Il y avait quelque chose quand même : juste avant la nuit, on frappa à la porte. Le cœur frémissant, elle courut regarder par la fenêtre. Des silhouettes de la même couleur que la roche, qui agitaient la main. Des êtres humains.
C’était un petit groupe d’écoteurs Rouges. Ils avaient reconnu son patrouilleur, lui dirent-ils quand elle les fit entrer. On le leur avait décrit au refuge de Tempe. Ils espéraient bien tomber sur elle et étaient ravis de l’avoir trouvée. Ils riaient, bavardaient, s’approchaient d’elle pour la toucher ; de jeunes indigènes de haute taille, aux canines de pierre, aux yeux luisants, des Orientaux, des Blancs, quelques Noirs. Tous heureux. Elle les reconnut, pas individuellement, mais leur groupe ; les jeunes fanatiques de Pavonis Mons. Elle eut un frisson.
— Où allez-vous ? leur demanda-t-elle.
— À Botany Bay, répondit une jeune femme. Nous allons prendre les labos de Whitebook.
— Et Boone Station, ajouta une autre.
— Ah non ! fit Ann.
Ils se turent, la dévisagèrent. Comme Kasei et Dao à Lastflow.

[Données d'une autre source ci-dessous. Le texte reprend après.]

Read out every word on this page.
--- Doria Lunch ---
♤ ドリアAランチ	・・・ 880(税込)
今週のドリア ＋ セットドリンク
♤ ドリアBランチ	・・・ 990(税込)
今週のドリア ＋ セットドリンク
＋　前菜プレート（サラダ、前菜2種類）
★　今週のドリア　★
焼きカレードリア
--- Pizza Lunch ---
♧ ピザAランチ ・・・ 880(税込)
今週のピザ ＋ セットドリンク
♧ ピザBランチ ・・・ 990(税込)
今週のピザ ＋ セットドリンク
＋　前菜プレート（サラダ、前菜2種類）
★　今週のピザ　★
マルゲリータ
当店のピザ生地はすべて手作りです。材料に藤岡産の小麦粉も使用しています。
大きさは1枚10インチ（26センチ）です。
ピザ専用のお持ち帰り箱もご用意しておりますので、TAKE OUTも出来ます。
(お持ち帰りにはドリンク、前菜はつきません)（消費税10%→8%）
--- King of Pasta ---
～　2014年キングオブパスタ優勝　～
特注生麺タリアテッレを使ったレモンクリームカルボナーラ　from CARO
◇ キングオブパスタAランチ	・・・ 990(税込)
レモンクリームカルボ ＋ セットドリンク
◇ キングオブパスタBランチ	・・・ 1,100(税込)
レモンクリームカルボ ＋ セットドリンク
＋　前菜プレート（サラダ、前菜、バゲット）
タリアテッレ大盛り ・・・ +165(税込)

— Qu’y a-t-il ? lui demanda la jeune femme.
Ann respira profondément, tenta de réfléchir. Ils la regardaient en ouvrant de grands yeux.
— Vous étiez à Sheffield ? leur demanda-t-elle.
Ils acquiescèrent. Ils voyaient ce qu’elle voulait dire.
— Alors vous auriez dû comprendre, reprit-elle lentement. Ce n’est pas en mettant la planète à feu et à sang que nous en ferons une Mars Rouge. Il faut trouver un autre moyen. Nous n’y arriverons pas en massacrant les gens, en tuant les plantes et les animaux, ou en faisant sauter les machines. Ça ne marchera pas. C’est destructeur. Ce n’est pas comme ça que vous emporterez l’adhésion des gens, vous comprenez ? En fait, ce serait plutôt un repoussoir. Vous ne réussirez qu’à susciter des vocations de Verts. Ça va à l’encontre de nos intérêts. Et à partir du moment où on a compris ça, le faire quand même, c’est trahir la cause. Ce n’est pas agir pour la cause mais en fonction de sentiments personnels. Pour se faire plaisir. Parce qu’on est en colère. Ou pour s’amuser. Il faut trouver autre chose.